In describing Forstater’s views on sex as ‘absolutist’, Judge Tayler was not referring to her understanding of biology, but to the way in which her beliefs led her to interact with groups of individuals. On her understanding of biology, he took a relaxed view, determining that while not consistent with the latest science, it was at least “coherent” – the minimal requirement for a belief to be protectable, in principle, under law.

However, as a professional scientist I felt that the evidence raised noteworthy biological aspects of sex. In particular, evidence was introduced to the tribunal on intersex conditions. While people with intersex conditions have been poorly served by medical practitioners in the past, and while they certainly do not represent a class of transgender individual, the existence of intersex conditions, and the development of humane and dignified approaches to supporting them, does require reconsideration of our biological understanding of sex.

Forstater’s view of the biological basis of sex is summarised by Judge Tayler as follows (p. 22, paragraph 77):

“Males are people with the type of body which, if all things are working, are able to produce male gametes (sperm). Females have the type of body which, if all things are working, is able to produce female gametes (ova), and gestate a pregnancy. It is sex that is fundamentally important, rather than ‘gender’, ‘gender identity’ or ‘gender expression’.”

However, in evidence presented to the tribunal, six different intersex conditions are described, including Complete Androgen Insensitivity (CAI), Klinefelter Syndrome, Turner Syndrome, Turner Mosaic Syndrome, Congenital Adrenal Hyperplasia (CAH), and 5-alpha reductase deficiency.
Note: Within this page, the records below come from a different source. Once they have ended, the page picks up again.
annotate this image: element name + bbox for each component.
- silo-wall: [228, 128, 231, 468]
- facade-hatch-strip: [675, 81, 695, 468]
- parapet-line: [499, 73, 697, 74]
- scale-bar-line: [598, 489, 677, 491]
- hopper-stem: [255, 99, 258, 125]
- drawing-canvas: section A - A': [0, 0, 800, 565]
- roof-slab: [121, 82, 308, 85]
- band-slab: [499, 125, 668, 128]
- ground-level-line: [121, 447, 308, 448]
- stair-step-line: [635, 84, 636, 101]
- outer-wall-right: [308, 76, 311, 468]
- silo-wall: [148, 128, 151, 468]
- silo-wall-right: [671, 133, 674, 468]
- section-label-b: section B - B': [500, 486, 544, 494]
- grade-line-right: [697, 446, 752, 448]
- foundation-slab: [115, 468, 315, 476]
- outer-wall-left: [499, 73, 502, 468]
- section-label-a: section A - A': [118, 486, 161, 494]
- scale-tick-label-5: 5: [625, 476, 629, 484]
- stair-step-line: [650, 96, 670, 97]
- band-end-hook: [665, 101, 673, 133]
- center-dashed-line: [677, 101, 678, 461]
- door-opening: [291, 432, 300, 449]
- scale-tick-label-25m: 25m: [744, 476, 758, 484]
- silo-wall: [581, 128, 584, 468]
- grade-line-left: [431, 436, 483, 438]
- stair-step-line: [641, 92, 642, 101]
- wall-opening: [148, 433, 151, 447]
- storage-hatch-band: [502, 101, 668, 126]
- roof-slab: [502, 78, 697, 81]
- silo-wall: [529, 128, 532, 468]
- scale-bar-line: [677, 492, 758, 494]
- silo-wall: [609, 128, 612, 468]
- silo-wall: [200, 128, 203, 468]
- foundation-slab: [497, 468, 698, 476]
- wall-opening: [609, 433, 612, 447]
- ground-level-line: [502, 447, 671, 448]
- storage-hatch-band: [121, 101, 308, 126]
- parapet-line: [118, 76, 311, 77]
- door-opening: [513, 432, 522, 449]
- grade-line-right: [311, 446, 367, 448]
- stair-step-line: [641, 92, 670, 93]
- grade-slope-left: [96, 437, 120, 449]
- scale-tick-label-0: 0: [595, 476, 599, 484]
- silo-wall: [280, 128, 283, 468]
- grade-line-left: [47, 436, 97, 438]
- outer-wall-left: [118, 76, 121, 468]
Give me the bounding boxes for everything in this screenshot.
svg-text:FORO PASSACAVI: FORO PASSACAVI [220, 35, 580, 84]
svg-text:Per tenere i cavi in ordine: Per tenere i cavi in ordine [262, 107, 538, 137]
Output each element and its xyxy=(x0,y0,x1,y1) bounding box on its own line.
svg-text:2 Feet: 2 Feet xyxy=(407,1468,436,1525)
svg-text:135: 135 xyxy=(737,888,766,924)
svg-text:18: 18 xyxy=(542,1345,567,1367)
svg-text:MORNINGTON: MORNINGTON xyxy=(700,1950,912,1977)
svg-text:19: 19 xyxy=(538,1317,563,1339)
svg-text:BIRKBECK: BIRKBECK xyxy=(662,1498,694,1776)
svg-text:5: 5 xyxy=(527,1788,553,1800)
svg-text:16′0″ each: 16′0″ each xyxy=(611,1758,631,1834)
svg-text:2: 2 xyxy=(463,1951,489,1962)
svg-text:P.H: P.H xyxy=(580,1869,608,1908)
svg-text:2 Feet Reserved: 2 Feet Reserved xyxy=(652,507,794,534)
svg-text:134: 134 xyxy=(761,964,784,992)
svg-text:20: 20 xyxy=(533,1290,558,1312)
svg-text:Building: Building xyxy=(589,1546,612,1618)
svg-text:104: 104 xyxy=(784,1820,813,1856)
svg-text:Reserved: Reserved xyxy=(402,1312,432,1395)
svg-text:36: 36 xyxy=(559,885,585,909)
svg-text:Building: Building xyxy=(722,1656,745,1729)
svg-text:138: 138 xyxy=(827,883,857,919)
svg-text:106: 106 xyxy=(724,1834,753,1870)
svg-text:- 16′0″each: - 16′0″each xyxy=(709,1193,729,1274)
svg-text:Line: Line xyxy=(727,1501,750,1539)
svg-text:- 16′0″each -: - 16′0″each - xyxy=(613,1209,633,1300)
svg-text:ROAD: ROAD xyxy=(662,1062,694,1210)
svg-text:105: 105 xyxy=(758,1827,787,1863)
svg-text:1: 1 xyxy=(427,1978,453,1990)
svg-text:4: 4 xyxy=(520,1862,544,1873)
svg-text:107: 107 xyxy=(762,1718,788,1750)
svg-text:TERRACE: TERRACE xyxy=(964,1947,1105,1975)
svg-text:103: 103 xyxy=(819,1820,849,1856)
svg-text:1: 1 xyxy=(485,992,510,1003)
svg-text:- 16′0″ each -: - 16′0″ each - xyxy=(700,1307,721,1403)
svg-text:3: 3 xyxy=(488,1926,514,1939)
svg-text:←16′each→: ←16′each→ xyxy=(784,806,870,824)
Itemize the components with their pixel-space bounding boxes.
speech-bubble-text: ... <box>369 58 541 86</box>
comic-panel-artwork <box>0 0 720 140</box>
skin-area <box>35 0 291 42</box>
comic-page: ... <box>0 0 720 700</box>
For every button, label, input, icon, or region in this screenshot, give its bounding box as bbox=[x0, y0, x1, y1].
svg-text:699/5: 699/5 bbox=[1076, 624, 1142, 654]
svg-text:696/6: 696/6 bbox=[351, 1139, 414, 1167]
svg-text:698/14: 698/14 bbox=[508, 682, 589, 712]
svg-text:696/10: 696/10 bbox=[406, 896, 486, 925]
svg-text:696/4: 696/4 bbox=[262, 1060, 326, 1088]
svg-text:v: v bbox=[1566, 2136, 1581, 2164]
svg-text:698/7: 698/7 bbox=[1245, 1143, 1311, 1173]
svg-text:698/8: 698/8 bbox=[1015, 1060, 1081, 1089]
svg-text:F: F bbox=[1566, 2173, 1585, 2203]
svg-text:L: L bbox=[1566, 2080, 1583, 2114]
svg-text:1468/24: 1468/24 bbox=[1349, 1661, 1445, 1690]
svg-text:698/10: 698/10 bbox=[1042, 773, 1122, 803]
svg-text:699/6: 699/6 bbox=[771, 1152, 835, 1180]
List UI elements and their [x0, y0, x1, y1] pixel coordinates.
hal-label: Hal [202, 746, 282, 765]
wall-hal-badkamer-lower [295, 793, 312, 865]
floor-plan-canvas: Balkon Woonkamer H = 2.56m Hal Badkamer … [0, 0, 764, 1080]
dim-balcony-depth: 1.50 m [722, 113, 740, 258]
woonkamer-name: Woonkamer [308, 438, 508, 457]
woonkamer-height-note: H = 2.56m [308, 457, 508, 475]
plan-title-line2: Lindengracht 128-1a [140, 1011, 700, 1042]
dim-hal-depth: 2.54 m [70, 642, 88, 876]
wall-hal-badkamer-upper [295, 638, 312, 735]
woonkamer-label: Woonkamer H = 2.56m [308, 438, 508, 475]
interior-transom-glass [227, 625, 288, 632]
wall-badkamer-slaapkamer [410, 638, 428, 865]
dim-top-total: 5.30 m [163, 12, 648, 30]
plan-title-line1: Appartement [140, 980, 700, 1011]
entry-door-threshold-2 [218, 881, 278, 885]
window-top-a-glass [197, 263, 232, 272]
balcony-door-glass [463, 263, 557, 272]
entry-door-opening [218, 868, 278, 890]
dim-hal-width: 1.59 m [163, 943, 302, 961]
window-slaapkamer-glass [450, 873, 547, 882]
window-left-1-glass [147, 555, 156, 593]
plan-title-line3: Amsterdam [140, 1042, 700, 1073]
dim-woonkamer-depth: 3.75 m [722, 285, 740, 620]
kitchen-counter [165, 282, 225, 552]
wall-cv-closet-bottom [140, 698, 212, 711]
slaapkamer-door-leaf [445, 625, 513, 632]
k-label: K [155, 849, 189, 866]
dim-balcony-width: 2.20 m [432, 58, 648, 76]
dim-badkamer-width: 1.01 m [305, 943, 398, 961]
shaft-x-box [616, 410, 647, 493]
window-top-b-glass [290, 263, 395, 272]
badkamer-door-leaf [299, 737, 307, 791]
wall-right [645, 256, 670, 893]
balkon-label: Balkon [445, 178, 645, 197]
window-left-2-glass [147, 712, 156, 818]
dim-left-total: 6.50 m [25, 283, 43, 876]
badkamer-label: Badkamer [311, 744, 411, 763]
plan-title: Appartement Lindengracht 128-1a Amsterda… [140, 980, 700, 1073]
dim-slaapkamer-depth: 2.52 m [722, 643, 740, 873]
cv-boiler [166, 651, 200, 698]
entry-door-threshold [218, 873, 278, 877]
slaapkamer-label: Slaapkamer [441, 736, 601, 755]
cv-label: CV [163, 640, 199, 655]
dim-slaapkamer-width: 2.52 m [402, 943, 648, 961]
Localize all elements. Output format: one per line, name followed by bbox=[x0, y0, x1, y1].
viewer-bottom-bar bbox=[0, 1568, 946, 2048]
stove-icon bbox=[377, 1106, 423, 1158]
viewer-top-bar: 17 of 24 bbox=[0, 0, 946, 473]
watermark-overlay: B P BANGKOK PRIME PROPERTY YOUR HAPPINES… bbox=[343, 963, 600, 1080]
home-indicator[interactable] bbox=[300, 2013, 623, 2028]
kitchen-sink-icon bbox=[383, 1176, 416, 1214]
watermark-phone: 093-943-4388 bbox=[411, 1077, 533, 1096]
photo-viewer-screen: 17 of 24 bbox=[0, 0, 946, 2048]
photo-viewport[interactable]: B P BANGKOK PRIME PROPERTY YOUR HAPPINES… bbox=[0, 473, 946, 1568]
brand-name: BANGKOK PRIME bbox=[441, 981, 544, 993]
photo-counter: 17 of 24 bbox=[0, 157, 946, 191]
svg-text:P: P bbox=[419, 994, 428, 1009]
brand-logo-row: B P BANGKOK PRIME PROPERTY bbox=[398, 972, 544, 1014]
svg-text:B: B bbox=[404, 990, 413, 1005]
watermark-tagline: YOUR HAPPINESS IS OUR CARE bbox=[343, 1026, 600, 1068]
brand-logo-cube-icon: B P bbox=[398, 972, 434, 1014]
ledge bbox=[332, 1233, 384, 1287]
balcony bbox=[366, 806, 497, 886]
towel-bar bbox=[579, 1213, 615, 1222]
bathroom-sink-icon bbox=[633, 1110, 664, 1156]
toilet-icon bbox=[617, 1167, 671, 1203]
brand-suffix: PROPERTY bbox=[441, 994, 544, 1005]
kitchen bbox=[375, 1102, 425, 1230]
For example, individuals with CAI have XY chromosomes (typically male) but lack tissue receptors that respond to androgens such as testosterone so that they do not develop male external genitalia. In contrast, individuals with CAH have XX chromosomes (typically female) but express additional androgens, including high levels of testosterone. In some cases, the clitoris becomes so large that it is capable of penetrative intercourse.

Thus, while it may be the case that at birth most human beings are capable of being identified as male or female, there exists an important minority of individuals for whom the normal definitions are rather weak. For these people, sex has often been ‘assigned’, with the consequence that reconstructive surgery has been carried out at an age so young that consent by the affected individual is impossible. Practices of this sort have been widely opposed by groups representing the interests of individuals with intersex conditions. Dealing fairly and respectfully with individuals whose biology does not fit the binary norms upon which much of society is founded creates challenges. A very good example of this is presented by the runner Caster Semenya, thought to have CAI.


Even for those with intersex conditions, biology has a determinative impact upon their life-choices. For those with conventional sexual differentiation, this is also the case. However, for people with gender dysphoria who transition to the opposite gender to that which they had at birth, the obtaining of a gender recognition certificate provides legal safeguards to protect them from discrimination. If this law is to have any meaning, it cannot be a matter of choice for individuals whether or not they obey it. In the attempt to create a more tolerant, inclusive and accepting society, it has been felt necessary to protect these rights in law. If the law is wrong it can be changed, but until then it must surely be obeyed by all, irrespective of their private beliefs about the biology of sex.